Tá, aí é uma questão de opinião. Mas é justamente esse ponto que difere Rosenfeld de Marcelo Gleiser. Rosenfeld se enrolou um pouco, gaguejou, demorou a responder, mas percebi que ele fez isso diversas vezes na tentativa de dar a melhor resposta possível para a pergunta, muitas vezes sem sucesso, devido a falta de rivotril nos jornalistas.
O Marcelo Gleiser por sua vez, não é tão cuidadoso com as suas palavras, aí o pessoal gosta mais, pois você não precisa pensar muito para entender uma resposta dele. Mas isso é um problema, muitas vezes o Gleiser é impreciso a ponto de estar errado, mesmo a explicação dele sendo didática e legal. Então preste atenção, a resposta que você quer muitas vezes pode estar errada, principalmente se tratando de Ciência.
3 – A Bestialidade
Sem dúvida o maior reflexo dos comentário na internet, ninguém nunca conseguirá escapar deles. Mas como sempre, nesse caso só podemos sentir pena dessas pessoas que precisam se comportar como animais, ou como “vermes de comentário”.

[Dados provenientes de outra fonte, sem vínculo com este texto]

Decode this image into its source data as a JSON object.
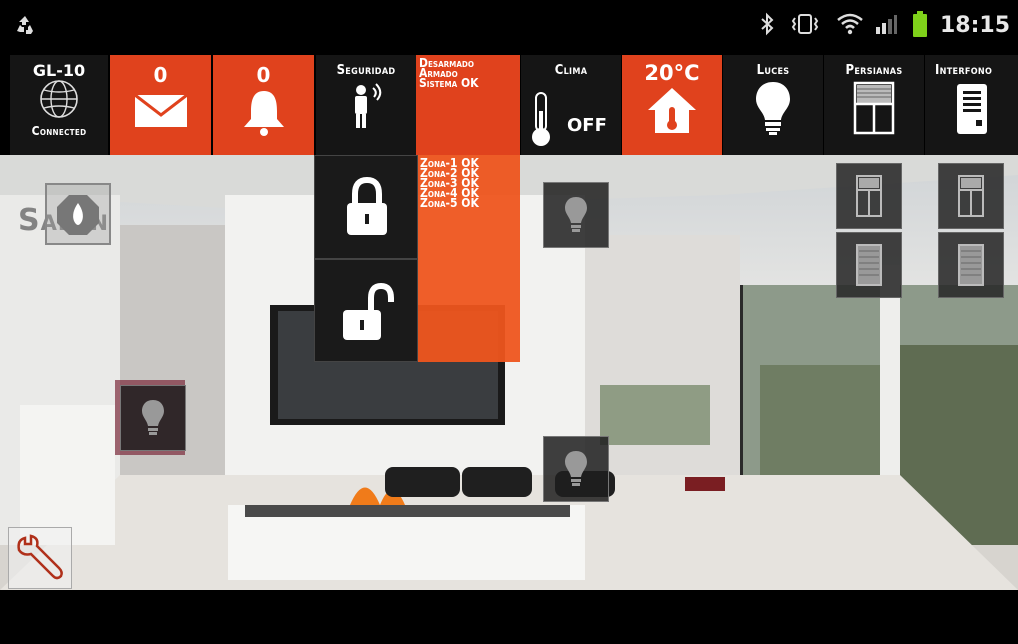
{
  "statusbar": {
    "time": "18:15",
    "icons": [
      "recycle-icon",
      "bluetooth-icon",
      "vibrate-icon",
      "wifi-icon",
      "signal-icon",
      "battery-icon"
    ]
  },
  "tiles": {
    "device": {
      "name": "GL-10",
      "status": "Connected"
    },
    "messages": {
      "count": "0"
    },
    "alarms": {
      "count": "0"
    },
    "security": {
      "label": "Seguridad",
      "status_lines": [
        "Desarmado",
        "Armado",
        "Sistema OK"
      ]
    },
    "climate": {
      "label": "Clima",
      "state": "OFF",
      "temperature": "20°C"
    },
    "lights": {
      "label": "Luces"
    },
    "blinds": {
      "label": "Persianas"
    },
    "intercom": {
      "label": "Interfono"
    }
  },
  "security_panel": {
    "zones": [
      "Zona-1 OK",
      "Zona-2 OK",
      "Zona-3 OK",
      "Zona-4 OK",
      "Zona-5 OK"
    ]
  },
  "room": {
    "name": "Salón"
  },
  "colors": {
    "accent": "#e0421d",
    "tile_dark": "#151515"
  }
}
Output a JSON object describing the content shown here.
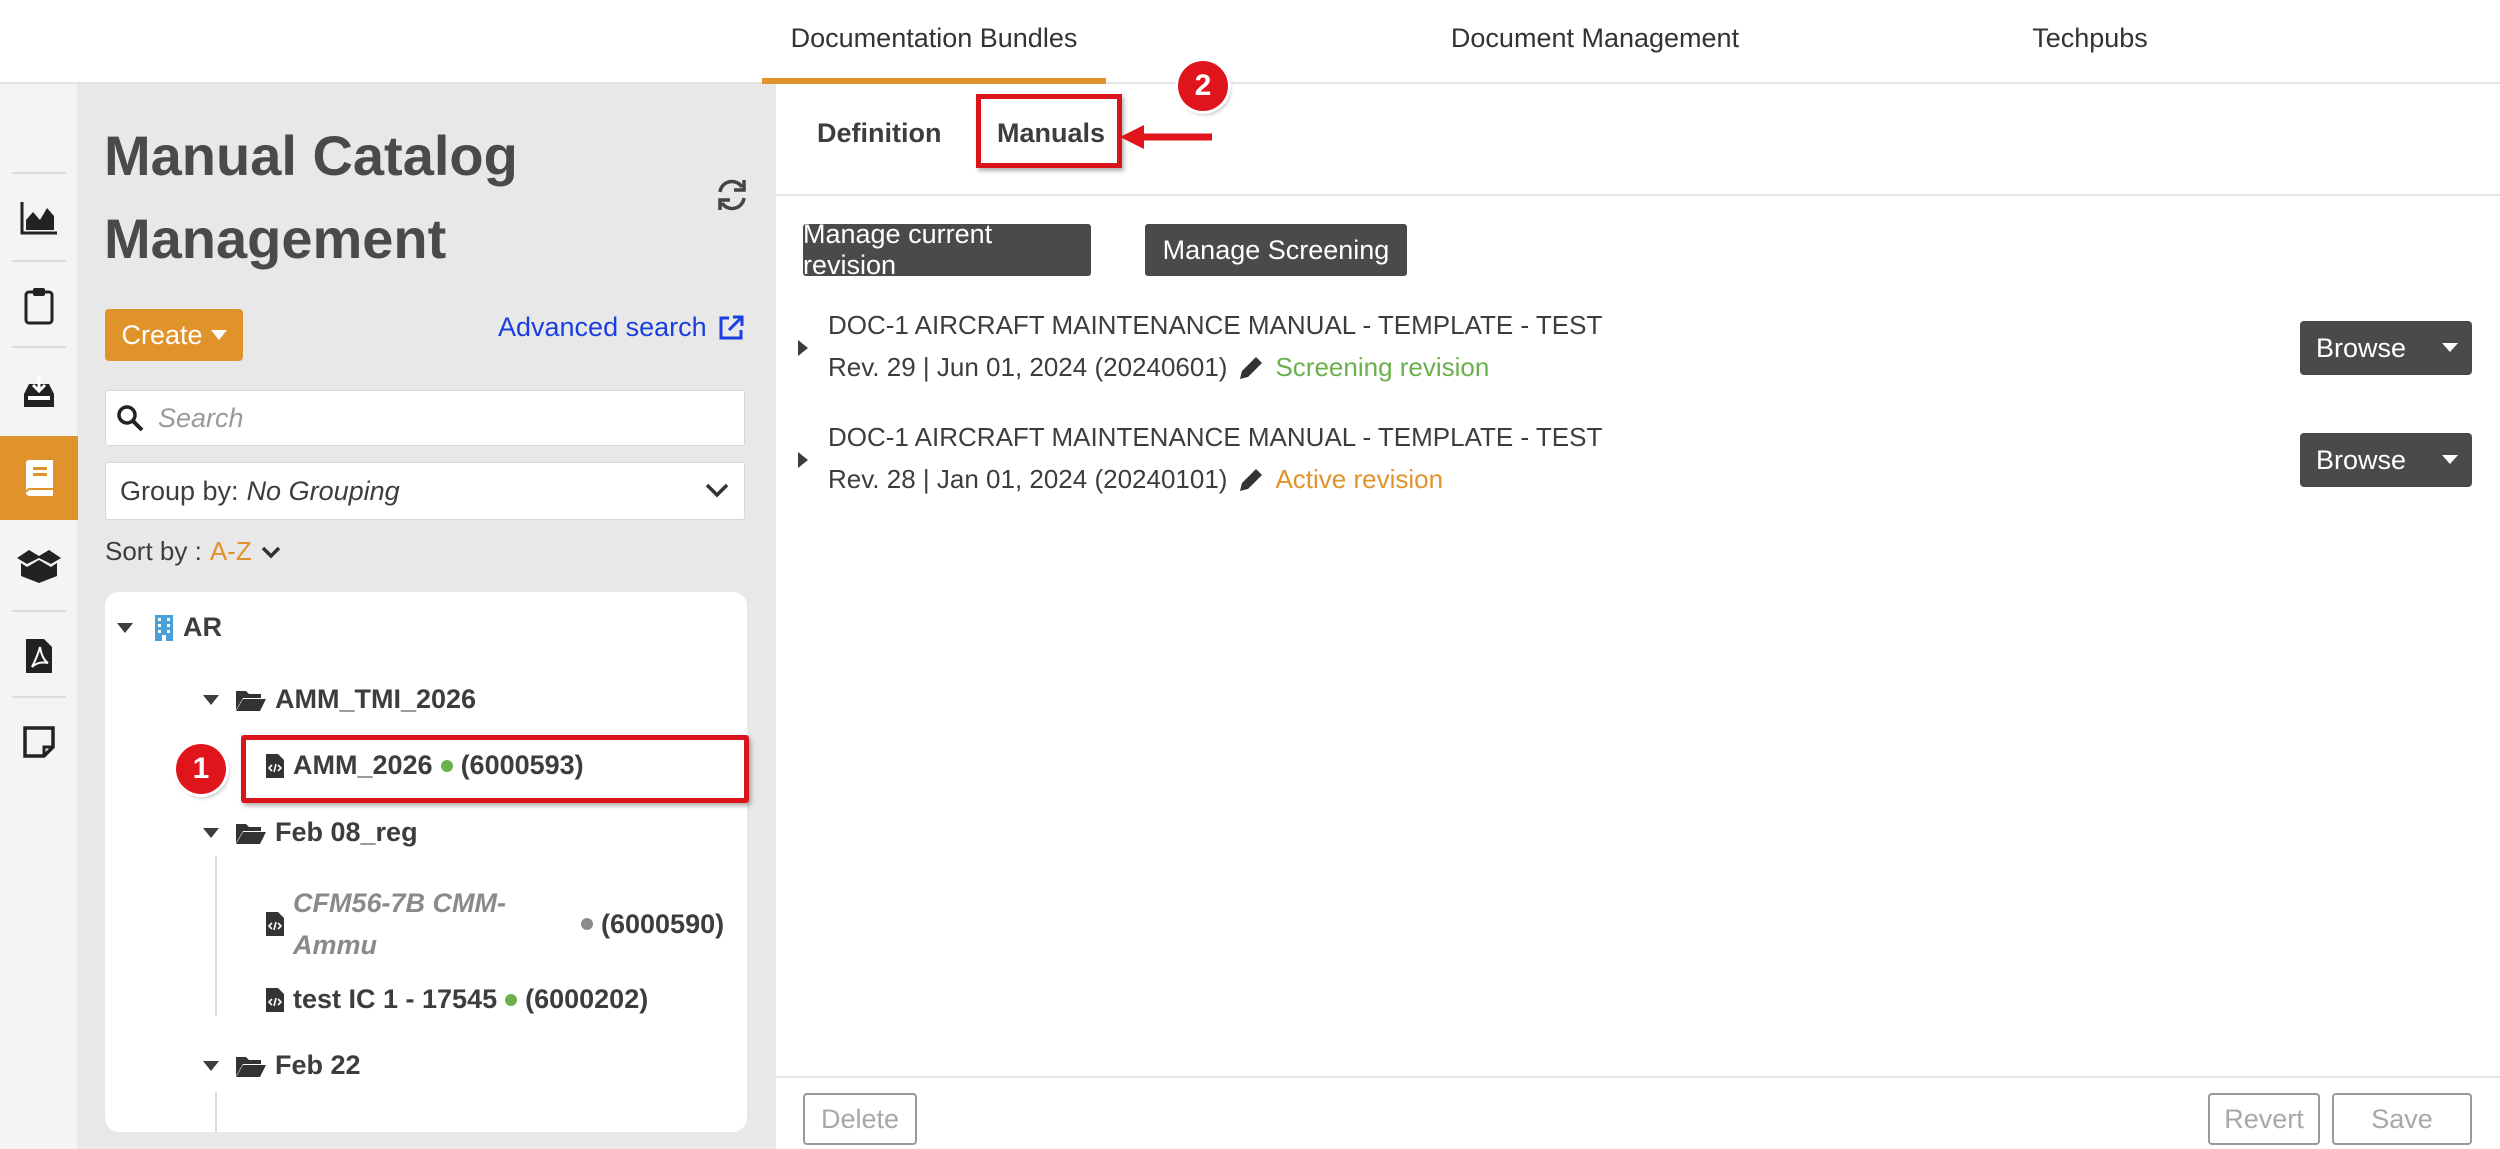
{
  "topnav": {
    "tabs": [
      {
        "label": "Documentation Bundles",
        "active": true
      },
      {
        "label": "Document Management",
        "active": false
      },
      {
        "label": "Techpubs",
        "active": false
      }
    ]
  },
  "rail": {
    "icons": [
      "chart-area-icon",
      "clipboard-icon",
      "inbox-download-icon",
      "book-icon",
      "box-open-icon",
      "file-pdf-icon",
      "sticky-note-icon"
    ],
    "active_icon": "book-icon"
  },
  "catalog": {
    "title": "Manual Catalog Management",
    "create_label": "Create",
    "advanced_search_label": "Advanced search",
    "search_placeholder": "Search",
    "group_by_label": "Group by:",
    "group_by_value": "No Grouping",
    "sort_by_label": "Sort by :",
    "sort_by_value": "A-Z",
    "tree": {
      "root": "AR",
      "folder1": "AMM_TMI_2026",
      "item1": {
        "name": "AMM_2026",
        "id": "(6000593)",
        "status_color": "#6ab04c"
      },
      "folder2": "Feb 08_reg",
      "item2": {
        "name_line1": "CFM56-7B CMM-",
        "name_line2": "Ammu",
        "id": "(6000590)",
        "status_color": "#8c8c8c"
      },
      "item3": {
        "name": "test IC 1 - 17545",
        "id": "(6000202)",
        "status_color": "#6ab04c"
      },
      "folder3": "Feb 22"
    }
  },
  "annotations": {
    "badge1": "1",
    "badge2": "2",
    "highlight_color": "#d9141b"
  },
  "detail": {
    "tabs": {
      "definition": "Definition",
      "manuals": "Manuals"
    },
    "buttons": {
      "manage_revision": "Manage current revision",
      "manage_screening": "Manage Screening"
    },
    "manuals": [
      {
        "title": "DOC-1 AIRCRAFT MAINTENANCE MANUAL - TEMPLATE - TEST",
        "revision": "Rev. 29 | Jun 01, 2024 (20240601)",
        "status": "Screening revision",
        "status_color": "#6ab04c",
        "browse_label": "Browse"
      },
      {
        "title": "DOC-1 AIRCRAFT MAINTENANCE MANUAL - TEMPLATE - TEST",
        "revision": "Rev. 28 | Jan 01, 2024 (20240101)",
        "status": "Active revision",
        "status_color": "#e0932a",
        "browse_label": "Browse"
      }
    ],
    "footer": {
      "delete": "Delete",
      "revert": "Revert",
      "save": "Save"
    }
  },
  "colors": {
    "accent": "#e0932a",
    "link": "#1a3fe0",
    "dark_button": "#4a4a4a"
  }
}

Para fechar vou resumir exatamente o que eu achei de tudo isso: gostei bastante da entrevista, acredito que foi bastante válido a emissora ter aberto espaço para um assunto importante para a Ciência, e adoraria que as demais emissoras fizessem o mesmo. A postura dos jornalistas foi algo muito prejudicial para o desempenho do entrevistado, que não pode se expressar corretamente, ou a altura da capacidade que possui. As emissoras deveriam se preocupar mais com isso. Apesar dos pesares, as respostas do Rogério foram muito boas, algumas vezes não muito didáticas, mas ao menos ele não foi impreciso em alguns pontos que outros divulgadores como Gleiser e Kaku nem se importariam.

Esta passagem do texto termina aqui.